On Sunday in Ann Arbor, three members of the Fab Five were recognized (again) for their exploits on the court during the early ’90s for the Michigan Wolverines. As usual, the entire group of five was not on hand as the University still struggles with how to embrace the Steve Fisher era that was marred with money, boosters and top recruits. This story goes on everyday in colleges across the country. While the stories may not be as open as the one that took place at U of M, these stories continue to inspire young student-athletes into the potential riches, rather than the successes of sport.
What’s happening in the news in college football right now is a continuation of the ongoing contradiction between big-money college sports and athletes who are supposed to value their scholarships and education over their bank accounts.

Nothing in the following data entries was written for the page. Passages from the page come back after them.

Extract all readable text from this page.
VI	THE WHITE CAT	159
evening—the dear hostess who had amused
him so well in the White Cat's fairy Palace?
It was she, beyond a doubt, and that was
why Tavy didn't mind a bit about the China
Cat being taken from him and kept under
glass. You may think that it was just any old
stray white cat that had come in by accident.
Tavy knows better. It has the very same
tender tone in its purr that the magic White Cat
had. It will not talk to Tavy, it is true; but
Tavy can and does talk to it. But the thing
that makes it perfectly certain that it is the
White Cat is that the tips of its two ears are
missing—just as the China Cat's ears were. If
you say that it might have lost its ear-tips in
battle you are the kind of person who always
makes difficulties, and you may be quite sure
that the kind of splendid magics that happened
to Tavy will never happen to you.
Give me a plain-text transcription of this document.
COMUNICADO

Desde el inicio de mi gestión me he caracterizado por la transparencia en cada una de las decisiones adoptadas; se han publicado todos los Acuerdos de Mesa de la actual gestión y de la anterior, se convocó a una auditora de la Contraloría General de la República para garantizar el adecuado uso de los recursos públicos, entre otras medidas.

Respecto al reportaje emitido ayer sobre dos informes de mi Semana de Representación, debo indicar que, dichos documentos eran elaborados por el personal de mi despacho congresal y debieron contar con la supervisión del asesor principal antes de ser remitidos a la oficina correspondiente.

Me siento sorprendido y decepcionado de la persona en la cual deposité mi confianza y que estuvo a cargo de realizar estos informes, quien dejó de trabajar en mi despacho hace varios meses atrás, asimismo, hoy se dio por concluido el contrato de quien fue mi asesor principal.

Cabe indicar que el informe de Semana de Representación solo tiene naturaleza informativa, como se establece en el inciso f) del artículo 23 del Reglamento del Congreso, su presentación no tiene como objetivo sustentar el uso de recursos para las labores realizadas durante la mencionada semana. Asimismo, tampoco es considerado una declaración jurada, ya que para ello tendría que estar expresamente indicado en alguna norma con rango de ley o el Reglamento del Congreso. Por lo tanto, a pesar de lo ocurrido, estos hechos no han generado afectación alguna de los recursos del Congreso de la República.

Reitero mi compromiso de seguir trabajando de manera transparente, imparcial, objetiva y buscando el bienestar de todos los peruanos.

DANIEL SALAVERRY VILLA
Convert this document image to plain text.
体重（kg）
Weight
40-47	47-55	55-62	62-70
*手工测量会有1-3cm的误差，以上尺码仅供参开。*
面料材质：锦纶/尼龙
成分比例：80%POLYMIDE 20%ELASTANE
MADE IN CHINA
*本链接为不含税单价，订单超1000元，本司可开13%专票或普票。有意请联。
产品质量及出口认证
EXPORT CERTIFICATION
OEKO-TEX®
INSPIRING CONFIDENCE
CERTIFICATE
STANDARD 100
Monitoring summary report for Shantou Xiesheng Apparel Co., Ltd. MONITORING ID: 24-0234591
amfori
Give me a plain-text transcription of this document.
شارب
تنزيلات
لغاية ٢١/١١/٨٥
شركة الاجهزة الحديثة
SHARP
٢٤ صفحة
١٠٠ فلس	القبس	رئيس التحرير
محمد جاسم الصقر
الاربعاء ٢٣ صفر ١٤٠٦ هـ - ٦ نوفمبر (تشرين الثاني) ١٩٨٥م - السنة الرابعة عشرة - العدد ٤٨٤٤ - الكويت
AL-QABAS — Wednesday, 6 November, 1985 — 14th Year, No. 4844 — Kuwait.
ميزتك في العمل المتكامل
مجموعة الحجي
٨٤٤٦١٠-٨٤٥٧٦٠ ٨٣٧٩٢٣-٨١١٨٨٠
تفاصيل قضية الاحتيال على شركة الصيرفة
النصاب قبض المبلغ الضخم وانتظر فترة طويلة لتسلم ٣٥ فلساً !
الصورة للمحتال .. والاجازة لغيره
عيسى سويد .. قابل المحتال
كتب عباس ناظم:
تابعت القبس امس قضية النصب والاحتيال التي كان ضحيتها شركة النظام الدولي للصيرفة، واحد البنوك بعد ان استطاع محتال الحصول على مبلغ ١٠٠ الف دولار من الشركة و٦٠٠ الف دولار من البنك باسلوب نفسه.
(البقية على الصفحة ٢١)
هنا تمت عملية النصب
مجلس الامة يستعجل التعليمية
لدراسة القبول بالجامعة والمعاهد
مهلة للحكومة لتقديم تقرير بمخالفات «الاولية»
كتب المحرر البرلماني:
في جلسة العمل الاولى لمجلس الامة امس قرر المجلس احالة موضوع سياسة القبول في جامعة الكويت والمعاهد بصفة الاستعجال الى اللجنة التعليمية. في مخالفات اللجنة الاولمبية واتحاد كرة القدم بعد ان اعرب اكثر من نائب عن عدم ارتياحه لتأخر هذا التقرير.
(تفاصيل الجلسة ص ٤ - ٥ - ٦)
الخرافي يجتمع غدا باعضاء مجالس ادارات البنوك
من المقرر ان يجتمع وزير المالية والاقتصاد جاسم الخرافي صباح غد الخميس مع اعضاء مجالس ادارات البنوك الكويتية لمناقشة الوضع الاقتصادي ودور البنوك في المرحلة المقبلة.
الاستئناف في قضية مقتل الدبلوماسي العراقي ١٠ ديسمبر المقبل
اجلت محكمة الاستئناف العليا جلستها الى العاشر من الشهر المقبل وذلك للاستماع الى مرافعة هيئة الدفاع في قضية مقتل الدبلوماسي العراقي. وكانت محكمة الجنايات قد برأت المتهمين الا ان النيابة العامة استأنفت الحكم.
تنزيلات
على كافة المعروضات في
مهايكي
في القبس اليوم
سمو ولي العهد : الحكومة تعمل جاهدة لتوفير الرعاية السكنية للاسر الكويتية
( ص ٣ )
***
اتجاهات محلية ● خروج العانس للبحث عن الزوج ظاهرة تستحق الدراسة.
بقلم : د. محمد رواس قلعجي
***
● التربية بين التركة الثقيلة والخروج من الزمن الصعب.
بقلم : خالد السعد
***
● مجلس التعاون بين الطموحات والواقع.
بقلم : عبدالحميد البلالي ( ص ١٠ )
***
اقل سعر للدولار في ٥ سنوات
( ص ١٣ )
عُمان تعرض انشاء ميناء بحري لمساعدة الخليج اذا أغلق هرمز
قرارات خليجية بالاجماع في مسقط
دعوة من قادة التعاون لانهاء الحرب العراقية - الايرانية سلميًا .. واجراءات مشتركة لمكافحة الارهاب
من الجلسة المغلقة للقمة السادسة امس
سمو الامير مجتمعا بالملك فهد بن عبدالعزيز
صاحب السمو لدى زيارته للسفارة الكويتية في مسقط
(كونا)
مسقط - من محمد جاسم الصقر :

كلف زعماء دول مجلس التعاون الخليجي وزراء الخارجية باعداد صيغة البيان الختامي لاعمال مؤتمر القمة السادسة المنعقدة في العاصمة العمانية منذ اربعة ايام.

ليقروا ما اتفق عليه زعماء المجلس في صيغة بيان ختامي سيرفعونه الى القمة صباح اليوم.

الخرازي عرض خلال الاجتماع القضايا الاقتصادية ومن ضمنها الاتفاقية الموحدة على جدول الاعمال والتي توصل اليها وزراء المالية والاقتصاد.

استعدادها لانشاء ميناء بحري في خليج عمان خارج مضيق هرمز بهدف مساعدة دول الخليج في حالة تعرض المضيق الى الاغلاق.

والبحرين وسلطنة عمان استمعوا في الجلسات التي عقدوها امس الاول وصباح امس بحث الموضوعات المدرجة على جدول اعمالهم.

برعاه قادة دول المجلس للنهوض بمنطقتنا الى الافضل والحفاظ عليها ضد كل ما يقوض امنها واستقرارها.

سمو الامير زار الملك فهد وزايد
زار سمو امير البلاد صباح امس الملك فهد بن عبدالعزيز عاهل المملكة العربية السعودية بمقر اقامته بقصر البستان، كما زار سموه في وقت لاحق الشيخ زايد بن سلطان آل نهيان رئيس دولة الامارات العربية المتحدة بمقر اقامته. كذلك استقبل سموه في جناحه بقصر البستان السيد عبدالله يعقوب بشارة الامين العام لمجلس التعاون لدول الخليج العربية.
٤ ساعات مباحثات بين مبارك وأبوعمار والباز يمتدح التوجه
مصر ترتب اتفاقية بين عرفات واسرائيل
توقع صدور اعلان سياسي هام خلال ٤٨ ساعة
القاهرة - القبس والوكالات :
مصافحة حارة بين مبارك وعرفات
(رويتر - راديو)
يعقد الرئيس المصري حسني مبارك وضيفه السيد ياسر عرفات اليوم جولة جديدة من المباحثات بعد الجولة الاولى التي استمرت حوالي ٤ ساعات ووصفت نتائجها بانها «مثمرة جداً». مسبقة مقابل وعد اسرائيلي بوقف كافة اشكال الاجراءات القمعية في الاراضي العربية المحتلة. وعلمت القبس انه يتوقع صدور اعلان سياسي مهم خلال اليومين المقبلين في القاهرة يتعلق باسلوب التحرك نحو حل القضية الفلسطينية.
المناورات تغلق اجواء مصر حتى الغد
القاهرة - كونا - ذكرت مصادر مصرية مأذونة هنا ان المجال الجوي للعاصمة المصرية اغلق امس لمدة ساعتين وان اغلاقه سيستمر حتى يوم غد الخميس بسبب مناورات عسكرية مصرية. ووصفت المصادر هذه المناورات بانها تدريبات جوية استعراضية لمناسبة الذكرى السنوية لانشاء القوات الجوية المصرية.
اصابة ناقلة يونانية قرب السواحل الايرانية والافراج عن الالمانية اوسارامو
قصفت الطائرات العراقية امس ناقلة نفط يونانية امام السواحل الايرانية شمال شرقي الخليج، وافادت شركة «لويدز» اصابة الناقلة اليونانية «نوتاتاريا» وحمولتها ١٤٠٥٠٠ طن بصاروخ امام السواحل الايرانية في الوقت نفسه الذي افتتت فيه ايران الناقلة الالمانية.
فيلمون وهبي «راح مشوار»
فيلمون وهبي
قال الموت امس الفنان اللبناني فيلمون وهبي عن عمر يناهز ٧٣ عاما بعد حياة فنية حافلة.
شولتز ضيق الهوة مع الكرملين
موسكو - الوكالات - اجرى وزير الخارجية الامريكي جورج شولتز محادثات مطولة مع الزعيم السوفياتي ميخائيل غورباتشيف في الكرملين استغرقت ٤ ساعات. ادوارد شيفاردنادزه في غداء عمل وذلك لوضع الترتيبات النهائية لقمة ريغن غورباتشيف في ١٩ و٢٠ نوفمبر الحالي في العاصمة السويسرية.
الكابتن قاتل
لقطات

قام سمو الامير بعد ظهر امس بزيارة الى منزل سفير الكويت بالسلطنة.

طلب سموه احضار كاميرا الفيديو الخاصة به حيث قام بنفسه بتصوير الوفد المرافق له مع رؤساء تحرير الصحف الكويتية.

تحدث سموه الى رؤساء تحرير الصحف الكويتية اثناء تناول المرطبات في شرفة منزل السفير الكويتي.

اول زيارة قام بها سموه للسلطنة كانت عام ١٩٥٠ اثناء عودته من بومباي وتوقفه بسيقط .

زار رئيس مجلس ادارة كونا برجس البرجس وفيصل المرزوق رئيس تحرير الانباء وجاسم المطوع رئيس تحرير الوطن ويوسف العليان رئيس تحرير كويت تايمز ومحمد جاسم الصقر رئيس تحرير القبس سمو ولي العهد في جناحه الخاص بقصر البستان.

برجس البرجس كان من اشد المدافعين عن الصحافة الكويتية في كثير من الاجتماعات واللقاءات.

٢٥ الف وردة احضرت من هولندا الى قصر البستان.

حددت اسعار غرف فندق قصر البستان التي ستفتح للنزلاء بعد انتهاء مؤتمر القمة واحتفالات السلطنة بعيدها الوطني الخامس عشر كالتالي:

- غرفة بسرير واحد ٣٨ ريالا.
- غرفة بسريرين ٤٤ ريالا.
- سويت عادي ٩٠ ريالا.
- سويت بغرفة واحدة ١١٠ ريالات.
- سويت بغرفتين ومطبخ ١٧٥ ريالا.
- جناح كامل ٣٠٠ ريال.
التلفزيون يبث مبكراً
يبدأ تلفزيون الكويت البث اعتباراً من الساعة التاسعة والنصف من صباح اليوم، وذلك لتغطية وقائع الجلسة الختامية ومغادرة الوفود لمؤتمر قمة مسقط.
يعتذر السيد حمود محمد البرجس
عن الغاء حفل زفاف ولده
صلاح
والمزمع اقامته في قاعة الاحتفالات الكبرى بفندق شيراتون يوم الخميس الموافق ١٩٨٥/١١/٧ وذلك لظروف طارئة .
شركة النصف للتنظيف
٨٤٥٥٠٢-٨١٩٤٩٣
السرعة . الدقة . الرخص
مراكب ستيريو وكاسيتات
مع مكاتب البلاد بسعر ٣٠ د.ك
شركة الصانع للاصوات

It’s a battle of men vs. women, rich vs. poor, “popular” sports vs. unpopular ones. Kids are taken out of challenging, inner-city living conditions to make big money for a basketball or football school looking to make it to the next level. One year it’s Reggie Bush, the next year it’s Cam Newton – the stories sound similar because college athletics are truly all about the money.
In thinking of potential solutions to the inbalance of money between players/student-athletes and the NCAA, one potential result could be paying players based on winning. While this wouldn’t necessarily address the recruiting process, it could stop some athletes in seeking additional funding based on their popularity. In the case of Auburn’s Newton, it seems that the issue was systemic from the entire community looking to support the team through funding its highest profiled athletes. The thirst of a community for success on the court, gridiron, etc., can be intoxicating, and can change one’s morals for the worst.